Jusque-là tout allait pour le mieux et le jeune traître ne se sentait nullement gêné par le souvenir de ses camarades et de son chef. Bien entendu, il n’avait pas l’intention d’aller voir son ennemi Pradel ; il voulait le tenir entièrement à l’écart de ses démarches et il se réjouissait de penser que le médecin resterait à Choisy tandis que sa bien-aimée prendrait le chemin de l’Angleterre.

Devinne songeait à quelques détails secondaires qui faciliteraient l’exécution de son plan. Il ferait arrêter la chaise de poste devant la petite grille de la Rodière, du côté opposé à l’entrée principale. Cette grille donnait sur la route moins fréquentée d’Alfort. Blanche porterait son message à Cécile, aiderait la jeune fille et sa mère à faire un léger bagage et les accompagnerait jusqu’à la chaise de poste. Elle aurait la consigne de donner à la traversée du parc le caractère d’une simple promenade. Il pouvait se fier à Blanche qui avait les mêmes intérêts que lui et qui, autant que lui, désirait retenir Simon Pradel en France. Puis Devinne conduirait Mme et Mlle de la Rodière à Saint-Gif où Galveston et Holte attendaient leur chef et ses protégés. Leur quartier général était une maison abandonnée qui avait été autrefois une hôtellerie bien fréquentée, mais qui tombait en ruine depuis que l’aubergiste et sa famille avaient quitté le pays, effrayés par les débuts de la Révolution. Ces ruines avaient l’avantage de comprendre des bâtiments annexes, écuries et granges, qui pouvaient servir d’abri aux hommes et aux chevaux. Trois ou quatre chevaux étaient toujours logés là dans le cas où on en aurait besoin et deux membres de la ligue se relayaient pour en prendre soin et être prêts à tout préparer pour des fugitifs. Tout cela était plutôt dangereux, mais, pour ces jeunes fous, le danger était le sel de la vie.

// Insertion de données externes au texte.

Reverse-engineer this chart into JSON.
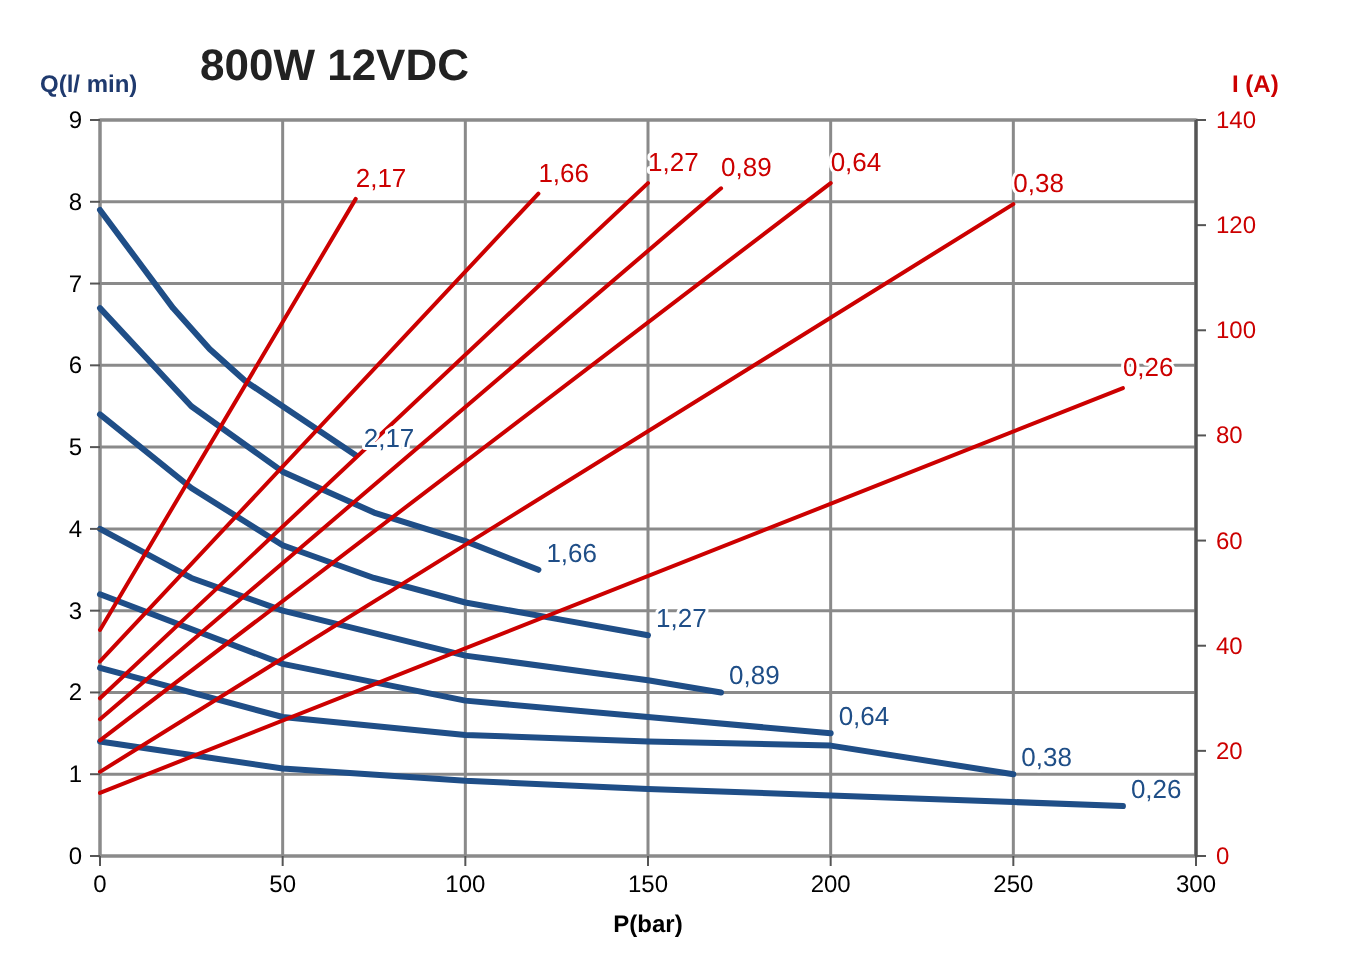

La chance voulait que Devinne fût chargé de joindre Galveston et Holte qui étaient en ce moment à Saint-Gif, et de leur transmettre les instructions de leur chef. Ces instructions parlaient bien d’une voiture, mais ne précisaient pas le nombre des occupants et celui de leurs guides, elles ne disaient pas non plus si le Mouron Rouge serait là en personne. Galvestone devait rester à Saint-Gif avec des chevaux sellés, prêts à partir, et Holte était chargé d’aller préparer les relais au Perray.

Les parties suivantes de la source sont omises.